How to conserve battery power using laptop-mode
-----------------------------------------------

Document Author: Bart Samwel (bart@samwel.tk)
Date created: January 2, 2004
Last modified: April 3, 2004

Introduction
------------

Laptopmode is used to minimize the time that the hard disk needs to be spun up,
to conserve battery power on laptops. It has been reported to cause significant
power savings.

Contents
--------

* Introduction
* The short story
* Caveats
* The details
* Tips & Tricks
* Control script
* ACPI integration
* Monitoring tool


The short story
---------------

If you just want to use it, run the laptop_mode control script (which is included
at the end of this document) as follows:

# laptop_mode start

Then set your harddisk spindown time to a relatively low value with hdparm:

hdparm -S 4 /dev/hda

The value -S 4 means 20 seconds idle time before spindown. Your harddisk will
now only spin up when a disk cache miss occurs, or at least once every 10
minutes to write back any pending changes.

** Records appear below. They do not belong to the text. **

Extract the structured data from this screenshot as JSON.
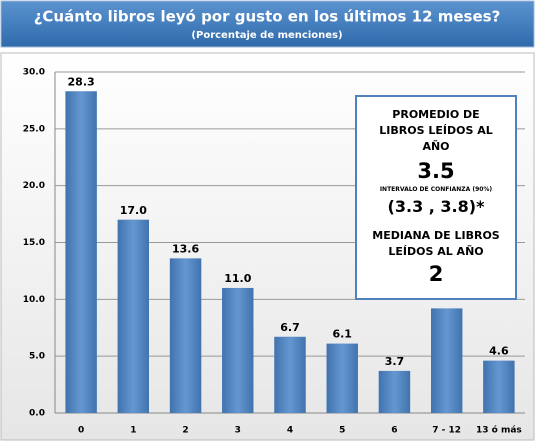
{
  "chart_data": {
    "type": "bar",
    "title": "¿Cuánto libros leyó por gusto en los últimos 12 meses?",
    "subtitle": "(Porcentaje de menciones)",
    "categories": [
      "0",
      "1",
      "2",
      "3",
      "4",
      "5",
      "6",
      "7 - 12",
      "13 ó más"
    ],
    "values": [
      28.3,
      17.0,
      13.6,
      11.0,
      6.7,
      6.1,
      3.7,
      9.2,
      4.6
    ],
    "value_labels": [
      "28.3",
      "17.0",
      "13.6",
      "11.0",
      "6.7",
      "6.1",
      "3.7",
      null,
      "4.6"
    ],
    "color": "#4f81bd",
    "ylim": [
      0,
      30
    ],
    "yticks": [
      {
        "value": 0,
        "label": "0.0"
      },
      {
        "value": 5,
        "label": "5.0"
      },
      {
        "value": 10,
        "label": "10.0"
      },
      {
        "value": 15,
        "label": "15.0"
      },
      {
        "value": 20,
        "label": "20.0"
      },
      {
        "value": 25,
        "label": "25.0"
      },
      {
        "value": 30,
        "label": "30.0"
      }
    ],
    "grid": true,
    "annotations": [
      "PROMEDIO DE LIBROS LEÍDOS AL AÑO",
      "3.5",
      "INTERVALO DE CONFIANZA (90%)",
      "(3.3 , 3.8)*",
      "MEDIANA DE LIBROS LEÍDOS AL AÑO",
      "2"
    ]
  }
}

To stop laptop_mode, run "laptop_mode stop".


Caveats
-------

* The downside of laptop mode is that you have a chance of losing up
  to 10 minutes of work. If you cannot afford this, don't use it! It's
  wise to turn OFF laptop mode when you're almost out of battery --
  although this will make the battery run out faster, at least you'll
  lose less work when it actually runs out. I'm still looking for someone
  to submit instructions on how to turn off laptop mode when battery is low,
  e.g., using ACPI events. I don't have a laptop myself, so if you do and
  you care to contribute such instructions, please do.

* Most desktop hard drives have a very limited lifetime measured in spindown
  cycles, typically about 50.000 times (it's usually listed on the spec sheet).
  Check your drive's rating, and don't wear down your drive's lifetime if you
  don't need to.

* If you mount some of your ext3/reiserfs filesystems with the -n option, then
  the control script will not be able to remount them correctly. You must set
  DO_REMOUNTS=0 in the control script, otherwise it will remount them with the
  wrong options -- or it will fail because it cannot write to /etc/mtab.

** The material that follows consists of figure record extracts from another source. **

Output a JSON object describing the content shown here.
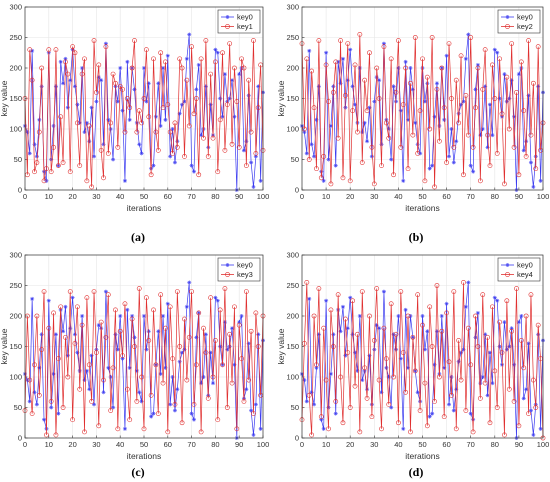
{
  "chart_data": [
    {
      "type": "line",
      "caption": "(a)",
      "xlabel": "iterations",
      "ylabel": "key value",
      "xlim": [
        0,
        100
      ],
      "ylim": [
        0,
        300
      ],
      "xticks": [
        0,
        10,
        20,
        30,
        40,
        50,
        60,
        70,
        80,
        90,
        100
      ],
      "yticks": [
        0,
        50,
        100,
        150,
        200,
        250,
        300
      ],
      "grid": true,
      "legend": "top-right",
      "series": [
        {
          "name": "key0",
          "color": "#3b3bf0",
          "marker": "star",
          "values": [
            105,
            95,
            60,
            228,
            75,
            55,
            115,
            170,
            30,
            15,
            225,
            50,
            105,
            170,
            40,
            210,
            175,
            215,
            135,
            180,
            230,
            170,
            140,
            110,
            200,
            95,
            110,
            80,
            135,
            55,
            145,
            185,
            180,
            75,
            240,
            115,
            100,
            50,
            170,
            145,
            200,
            130,
            15,
            210,
            115,
            200,
            165,
            110,
            75,
            60,
            200,
            145,
            175,
            35,
            40,
            120,
            175,
            105,
            200,
            115,
            220,
            55,
            100,
            45,
            80,
            125,
            140,
            145,
            215,
            255,
            40,
            30,
            165,
            205,
            90,
            100,
            170,
            70,
            140,
            90,
            230,
            225,
            150,
            120,
            190,
            145,
            150,
            180,
            120,
            0,
            190,
            200,
            65,
            80,
            155,
            45,
            5,
            55,
            170,
            15,
            160
          ]
        },
        {
          "name": "key1",
          "color": "#e03030",
          "marker": "circle",
          "values": [
            150,
            25,
            230,
            180,
            30,
            45,
            95,
            200,
            15,
            35,
            230,
            30,
            70,
            230,
            40,
            120,
            45,
            210,
            190,
            30,
            235,
            225,
            110,
            40,
            190,
            215,
            15,
            105,
            5,
            245,
            160,
            205,
            65,
            20,
            235,
            60,
            110,
            190,
            175,
            70,
            170,
            165,
            95,
            150,
            135,
            200,
            245,
            95,
            130,
            110,
            150,
            230,
            120,
            25,
            215,
            95,
            65,
            225,
            135,
            210,
            140,
            95,
            60,
            110,
            70,
            215,
            200,
            55,
            180,
            105,
            235,
            125,
            150,
            25,
            215,
            85,
            245,
            55,
            190,
            85,
            210,
            30,
            115,
            225,
            65,
            140,
            240,
            75,
            200,
            145,
            70,
            215,
            200,
            40,
            180,
            95,
            245,
            60,
            135,
            205,
            65
          ]
        }
      ]
    },
    {
      "type": "line",
      "caption": "(b)",
      "xlabel": "iterations",
      "ylabel": "key value",
      "xlim": [
        0,
        100
      ],
      "ylim": [
        0,
        300
      ],
      "xticks": [
        0,
        10,
        20,
        30,
        40,
        50,
        60,
        70,
        80,
        90,
        100
      ],
      "yticks": [
        0,
        50,
        100,
        150,
        200,
        250,
        300
      ],
      "grid": true,
      "legend": "top-right",
      "series": [
        {
          "name": "key0",
          "color": "#3b3bf0",
          "marker": "star",
          "values": [
            105,
            95,
            60,
            228,
            75,
            55,
            115,
            170,
            30,
            15,
            225,
            50,
            105,
            170,
            40,
            210,
            175,
            215,
            135,
            180,
            230,
            170,
            140,
            110,
            200,
            95,
            110,
            80,
            135,
            55,
            145,
            185,
            180,
            75,
            240,
            115,
            100,
            50,
            170,
            145,
            200,
            130,
            15,
            210,
            115,
            200,
            165,
            110,
            75,
            60,
            200,
            145,
            175,
            35,
            40,
            120,
            175,
            105,
            200,
            115,
            220,
            55,
            100,
            45,
            80,
            125,
            140,
            145,
            215,
            255,
            40,
            30,
            165,
            205,
            90,
            100,
            170,
            70,
            140,
            90,
            230,
            225,
            150,
            120,
            190,
            145,
            150,
            180,
            120,
            0,
            190,
            200,
            65,
            80,
            155,
            45,
            5,
            55,
            170,
            15,
            160
          ]
        },
        {
          "name": "key2",
          "color": "#e03030",
          "marker": "circle",
          "values": [
            240,
            100,
            215,
            50,
            195,
            135,
            35,
            245,
            20,
            55,
            205,
            145,
            10,
            160,
            210,
            85,
            245,
            20,
            155,
            240,
            15,
            130,
            205,
            95,
            255,
            45,
            180,
            130,
            225,
            70,
            10,
            200,
            150,
            40,
            235,
            110,
            85,
            215,
            25,
            160,
            245,
            70,
            140,
            200,
            35,
            175,
            90,
            250,
            60,
            130,
            215,
            15,
            185,
            100,
            250,
            5,
            165,
            80,
            200,
            135,
            45,
            240,
            150,
            70,
            180,
            110,
            220,
            25,
            155,
            90,
            250,
            70,
            135,
            200,
            15,
            165,
            230,
            90,
            40,
            205,
            150,
            60,
            215,
            125,
            10,
            185,
            100,
            240,
            70,
            160,
            25,
            210,
            130,
            55,
            245,
            90,
            175,
            35,
            235,
            65,
            110
          ]
        }
      ]
    },
    {
      "type": "line",
      "caption": "(c)",
      "xlabel": "iterations",
      "ylabel": "key value",
      "xlim": [
        0,
        100
      ],
      "ylim": [
        0,
        300
      ],
      "xticks": [
        0,
        10,
        20,
        30,
        40,
        50,
        60,
        70,
        80,
        90,
        100
      ],
      "yticks": [
        0,
        50,
        100,
        150,
        200,
        250,
        300
      ],
      "grid": true,
      "legend": "top-right",
      "series": [
        {
          "name": "key0",
          "color": "#3b3bf0",
          "marker": "star",
          "values": [
            105,
            95,
            60,
            228,
            75,
            55,
            115,
            170,
            30,
            15,
            225,
            50,
            105,
            170,
            40,
            210,
            175,
            215,
            135,
            180,
            230,
            170,
            140,
            110,
            200,
            95,
            110,
            80,
            135,
            55,
            145,
            185,
            180,
            75,
            240,
            115,
            100,
            50,
            170,
            145,
            200,
            130,
            15,
            210,
            115,
            200,
            165,
            110,
            75,
            60,
            200,
            145,
            175,
            35,
            40,
            120,
            175,
            105,
            200,
            115,
            220,
            55,
            100,
            45,
            80,
            125,
            140,
            145,
            215,
            255,
            40,
            30,
            165,
            205,
            90,
            100,
            170,
            70,
            140,
            90,
            230,
            225,
            150,
            120,
            190,
            145,
            150,
            180,
            120,
            0,
            190,
            200,
            65,
            80,
            155,
            45,
            5,
            55,
            170,
            15,
            160
          ]
        },
        {
          "name": "key3",
          "color": "#e03030",
          "marker": "circle",
          "values": [
            45,
            200,
            95,
            40,
            120,
            200,
            70,
            145,
            240,
            5,
            180,
            60,
            205,
            5,
            130,
            215,
            50,
            165,
            100,
            240,
            30,
            155,
            215,
            80,
            185,
            10,
            230,
            120,
            60,
            240,
            140,
            20,
            190,
            95,
            165,
            235,
            45,
            115,
            210,
            15,
            175,
            135,
            220,
            80,
            30,
            195,
            150,
            60,
            245,
            100,
            15,
            230,
            160,
            70,
            210,
            120,
            40,
            235,
            90,
            180,
            10,
            215,
            130,
            55,
            240,
            150,
            25,
            195,
            95,
            165,
            240,
            55,
            120,
            205,
            10,
            180,
            140,
            65,
            230,
            100,
            160,
            30,
            210,
            120,
            245,
            50,
            170,
            90,
            215,
            15,
            185,
            130,
            60,
            240,
            95,
            175,
            40,
            205,
            150,
            70,
            200
          ]
        }
      ]
    },
    {
      "type": "line",
      "caption": "(d)",
      "xlabel": "iterations",
      "ylabel": "key value",
      "xlim": [
        0,
        100
      ],
      "ylim": [
        0,
        300
      ],
      "xticks": [
        0,
        10,
        20,
        30,
        40,
        50,
        60,
        70,
        80,
        90,
        100
      ],
      "yticks": [
        0,
        50,
        100,
        150,
        200,
        250,
        300
      ],
      "grid": true,
      "legend": "top-right",
      "series": [
        {
          "name": "key0",
          "color": "#3b3bf0",
          "marker": "star",
          "values": [
            105,
            95,
            60,
            228,
            75,
            55,
            115,
            170,
            30,
            15,
            225,
            50,
            105,
            170,
            40,
            210,
            175,
            215,
            135,
            180,
            230,
            170,
            140,
            110,
            200,
            95,
            110,
            80,
            135,
            55,
            145,
            185,
            180,
            75,
            240,
            115,
            100,
            50,
            170,
            145,
            200,
            130,
            15,
            210,
            115,
            200,
            165,
            110,
            75,
            60,
            200,
            145,
            175,
            35,
            40,
            120,
            175,
            105,
            200,
            115,
            220,
            55,
            100,
            45,
            80,
            125,
            140,
            145,
            215,
            255,
            40,
            30,
            165,
            205,
            90,
            100,
            170,
            70,
            140,
            90,
            230,
            225,
            150,
            120,
            190,
            145,
            150,
            180,
            120,
            0,
            190,
            200,
            65,
            80,
            155,
            45,
            5,
            55,
            170,
            15,
            160
          ]
        },
        {
          "name": "key4",
          "color": "#e03030",
          "marker": "circle",
          "values": [
            30,
            155,
            255,
            70,
            5,
            200,
            120,
            245,
            35,
            180,
            95,
            15,
            210,
            150,
            60,
            235,
            100,
            25,
            195,
            140,
            50,
            225,
            85,
            170,
            10,
            240,
            115,
            65,
            200,
            35,
            160,
            245,
            95,
            15,
            180,
            130,
            55,
            220,
            100,
            170,
            25,
            240,
            140,
            75,
            200,
            10,
            165,
            110,
            235,
            45,
            185,
            90,
            20,
            215,
            150,
            60,
            250,
            100,
            175,
            35,
            205,
            125,
            70,
            240,
            15,
            160,
            95,
            255,
            45,
            180,
            120,
            10,
            200,
            150,
            65,
            235,
            90,
            165,
            25,
            215,
            110,
            50,
            190,
            140,
            5,
            225,
            80,
            175,
            60,
            245,
            20,
            160,
            115,
            200,
            40,
            235,
            95,
            50,
            185,
            130,
            0
          ]
        }
      ]
    }
  ]
}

* If you have your filesystems listed as type "auto" in fstab, like I did, then
  the control script will not recognize them as filesystems that need remounting.

* It has been reported that some versions of the mutt mail client use file access
  times to determine whether a folder contains new mail. If you use mutt and
  experience this, you must disable the noatime remounting in the control script
  by setting DO_REMOUNT_NOATIME=0.


The details
-----------

Laptop-mode is controlled by the flag /proc/sys/vm/laptop_mode. When this
flag is set, any physical disk read operation (that might have caused the
hard disk to spin up) causes Linux to flush all dirty blocks. The result
of this is that after a disk has spun down, it will not be spun up anymore
to write dirty blocks, because those blocks had already been written
immediately after the most recent read operation

To increase the effectiveness of the laptop_mode strategy, the laptop_mode
control script increases dirty_expire_centisecs and dirty_writeback_centisecs in
/proc/sys/vm to about 10 minutes (by default), which means that pages that are
dirtied are not forced to be written to disk as often. The control script also
changes the dirty background ratio, so that background writeback of dirty pages
is not done anymore. Combined with a higher commit value (also 10 minutes) for
ext3 or ReiserFS filesystems (also done automatically by the control script),
this results in concentration of disk activity in a small time interval which
occurs only once every 10 minutes, or whenever the disk is forced to spin up by
a cache miss. The disk can then be spun down in the periods of inactivity.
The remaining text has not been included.